Currently, progressive web applications and mobile apps are the main driver for investments in MXDP, but the rapid development of new technologies that will become far more widely used in the next three years will also begin to move the needle, according to Wong.  

“Conversational and AR are the two I would pick out,” he comments. “Conversational is fast becoming really important and it is not just about building the ultimate version of a chatbot. There are various levels of conversational, 90% of conversational experiences are chatbots that can carry out simple FAQs, or the status of ‘x’, these are simple conversational tasks that can be enabled through an MXDP. 

“There is also growth with conversational because it supports all of these non-business-owned touchpoints, so it can be integrated into the likes of Facebook Messenger, Alexa, Teams and Slack. COVID-19 has shown how important conversational is, customers don’t want to be on hold to talk to an agent or wait for an email response. They can use something virtual to get a response really quickly.”
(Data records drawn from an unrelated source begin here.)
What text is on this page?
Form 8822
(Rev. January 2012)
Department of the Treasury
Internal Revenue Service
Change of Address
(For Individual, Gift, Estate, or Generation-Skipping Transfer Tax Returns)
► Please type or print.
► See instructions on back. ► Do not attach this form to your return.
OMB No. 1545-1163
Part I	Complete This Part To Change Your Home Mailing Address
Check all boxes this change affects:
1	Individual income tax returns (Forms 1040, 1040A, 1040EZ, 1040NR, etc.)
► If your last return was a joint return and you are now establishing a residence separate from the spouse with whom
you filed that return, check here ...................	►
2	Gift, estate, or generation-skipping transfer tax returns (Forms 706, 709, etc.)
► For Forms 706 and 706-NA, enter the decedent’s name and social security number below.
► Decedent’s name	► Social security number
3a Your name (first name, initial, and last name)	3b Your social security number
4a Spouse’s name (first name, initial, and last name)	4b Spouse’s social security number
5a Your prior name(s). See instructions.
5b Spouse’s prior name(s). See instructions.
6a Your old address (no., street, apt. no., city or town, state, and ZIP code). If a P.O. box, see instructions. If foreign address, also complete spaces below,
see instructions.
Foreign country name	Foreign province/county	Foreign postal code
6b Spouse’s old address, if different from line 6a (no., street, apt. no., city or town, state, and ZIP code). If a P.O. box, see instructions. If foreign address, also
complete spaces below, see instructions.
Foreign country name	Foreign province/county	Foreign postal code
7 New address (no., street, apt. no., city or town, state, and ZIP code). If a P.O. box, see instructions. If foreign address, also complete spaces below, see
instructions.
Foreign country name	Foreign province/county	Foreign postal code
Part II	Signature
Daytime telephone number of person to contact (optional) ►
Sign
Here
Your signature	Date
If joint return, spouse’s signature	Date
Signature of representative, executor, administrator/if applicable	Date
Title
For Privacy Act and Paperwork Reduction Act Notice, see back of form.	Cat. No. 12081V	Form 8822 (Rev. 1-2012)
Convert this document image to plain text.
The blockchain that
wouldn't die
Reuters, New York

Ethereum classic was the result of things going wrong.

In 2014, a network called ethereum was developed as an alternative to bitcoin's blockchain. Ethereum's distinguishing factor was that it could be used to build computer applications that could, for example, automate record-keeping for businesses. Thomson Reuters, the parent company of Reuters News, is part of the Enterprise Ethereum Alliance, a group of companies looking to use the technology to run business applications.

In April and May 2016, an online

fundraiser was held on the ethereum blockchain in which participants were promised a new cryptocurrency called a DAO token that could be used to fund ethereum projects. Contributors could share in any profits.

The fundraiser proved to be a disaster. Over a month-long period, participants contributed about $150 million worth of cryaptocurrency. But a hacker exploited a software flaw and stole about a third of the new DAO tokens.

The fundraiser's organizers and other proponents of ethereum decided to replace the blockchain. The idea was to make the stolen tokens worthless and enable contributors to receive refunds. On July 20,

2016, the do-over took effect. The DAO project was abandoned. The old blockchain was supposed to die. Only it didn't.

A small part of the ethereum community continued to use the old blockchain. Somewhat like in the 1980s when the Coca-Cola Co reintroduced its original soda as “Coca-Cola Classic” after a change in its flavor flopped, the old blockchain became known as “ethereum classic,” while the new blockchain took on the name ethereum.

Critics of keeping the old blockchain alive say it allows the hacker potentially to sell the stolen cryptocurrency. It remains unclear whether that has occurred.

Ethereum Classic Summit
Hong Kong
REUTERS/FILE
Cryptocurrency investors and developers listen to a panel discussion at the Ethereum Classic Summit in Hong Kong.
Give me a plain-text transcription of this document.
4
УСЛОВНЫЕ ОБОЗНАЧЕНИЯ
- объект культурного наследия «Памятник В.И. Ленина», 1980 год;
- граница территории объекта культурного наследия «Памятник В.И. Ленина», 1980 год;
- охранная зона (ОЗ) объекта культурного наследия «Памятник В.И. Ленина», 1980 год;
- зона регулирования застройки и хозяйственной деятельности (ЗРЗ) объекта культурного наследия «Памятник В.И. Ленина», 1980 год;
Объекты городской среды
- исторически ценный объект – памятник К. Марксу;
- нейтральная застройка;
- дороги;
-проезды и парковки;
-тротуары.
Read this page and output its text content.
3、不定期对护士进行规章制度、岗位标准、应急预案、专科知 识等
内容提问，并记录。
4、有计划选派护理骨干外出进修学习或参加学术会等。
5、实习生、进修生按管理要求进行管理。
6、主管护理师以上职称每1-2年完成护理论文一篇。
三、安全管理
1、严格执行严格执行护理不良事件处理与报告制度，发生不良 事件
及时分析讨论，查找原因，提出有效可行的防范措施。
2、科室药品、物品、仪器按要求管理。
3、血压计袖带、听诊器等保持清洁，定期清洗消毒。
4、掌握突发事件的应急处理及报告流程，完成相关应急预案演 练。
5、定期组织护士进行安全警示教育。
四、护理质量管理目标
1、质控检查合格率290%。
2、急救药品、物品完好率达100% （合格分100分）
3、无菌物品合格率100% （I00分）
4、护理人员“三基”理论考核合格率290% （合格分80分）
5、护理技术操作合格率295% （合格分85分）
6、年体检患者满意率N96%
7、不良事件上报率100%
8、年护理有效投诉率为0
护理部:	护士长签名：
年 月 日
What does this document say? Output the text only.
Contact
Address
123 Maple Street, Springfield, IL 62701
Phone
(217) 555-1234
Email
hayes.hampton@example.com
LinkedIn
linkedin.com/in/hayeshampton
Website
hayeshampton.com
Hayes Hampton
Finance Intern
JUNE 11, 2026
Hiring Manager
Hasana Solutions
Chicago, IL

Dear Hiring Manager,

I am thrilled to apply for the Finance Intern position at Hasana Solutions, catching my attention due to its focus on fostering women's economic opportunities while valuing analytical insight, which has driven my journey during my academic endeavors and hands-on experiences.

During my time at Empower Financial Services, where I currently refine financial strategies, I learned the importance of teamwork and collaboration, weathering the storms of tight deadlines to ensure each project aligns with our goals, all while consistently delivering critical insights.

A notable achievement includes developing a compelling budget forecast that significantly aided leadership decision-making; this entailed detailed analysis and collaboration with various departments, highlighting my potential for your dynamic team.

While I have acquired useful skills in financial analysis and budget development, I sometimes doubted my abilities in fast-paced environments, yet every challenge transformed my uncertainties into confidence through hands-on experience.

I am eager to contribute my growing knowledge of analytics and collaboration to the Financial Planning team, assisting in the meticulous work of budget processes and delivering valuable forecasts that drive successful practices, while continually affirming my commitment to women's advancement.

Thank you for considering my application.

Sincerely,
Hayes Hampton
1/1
“Take banking and financial services as an example where multiexperience is really taking off. It has gone digital really quickly and is competing at the digital level in terms of experience and connecting their employees”

There is no doubt that the pandemic has been the catalyst for companies to embark on digital transformations or pause to take stock of their progress to-date. Enterprise has been backed into a corner and has rolled out large-scale technology initiatives in a matter of weeks that previously would have been piloted for months, even years. 

Wong believes that the crisis has also helped to accelerate the momentum of multiexperience and MXDPs, with many companies using the downtime to track the progress of their tech transformation programmes. 

“Businesses are looking back and seeing that they haven’t impacted the digital experience that much. They’ve modernised a few things, gone to the cloud but from an experience perspective, they can see that they haven’t done that much to transform customer self service, to provide mobile capabilities, to really elevate the customer/employee experience. 

“I spoke with a customer recently who said the management team have recognised that their digital transformation, the digital properties, the web and even mobile properties are really antiquated, they have just incrementally improved it and it has taken COVID-19 for them to see how far behind they’ve fallen. 

“There are a lot of factors that are contributing to the elevation of multiexperience and it’s not just platform developers that are taking an interest and seeing its potential, its heads of contact centres, content platforms, CRM and ERP technology providers as well.”

As mentioned earlier, Gartner is bullish about the prospects for multiexperience and the development platforms that will enable many companies to bring together their customer and employee journeys across multiple touch points. Concluding, Wong believes that multiexperience will become far more important when it comes to longer-term design planning. 

“A lot of what is happening with multiexperience is serendipitous,” Wong concludes. “Companies say they need mobile apps, web apps, conversational apps and then they start thinking about integration – the approach to design will become more holistic. We think that in the next two to three years it will become more strategic, companies will think in a far more advanced way about multiexperience.”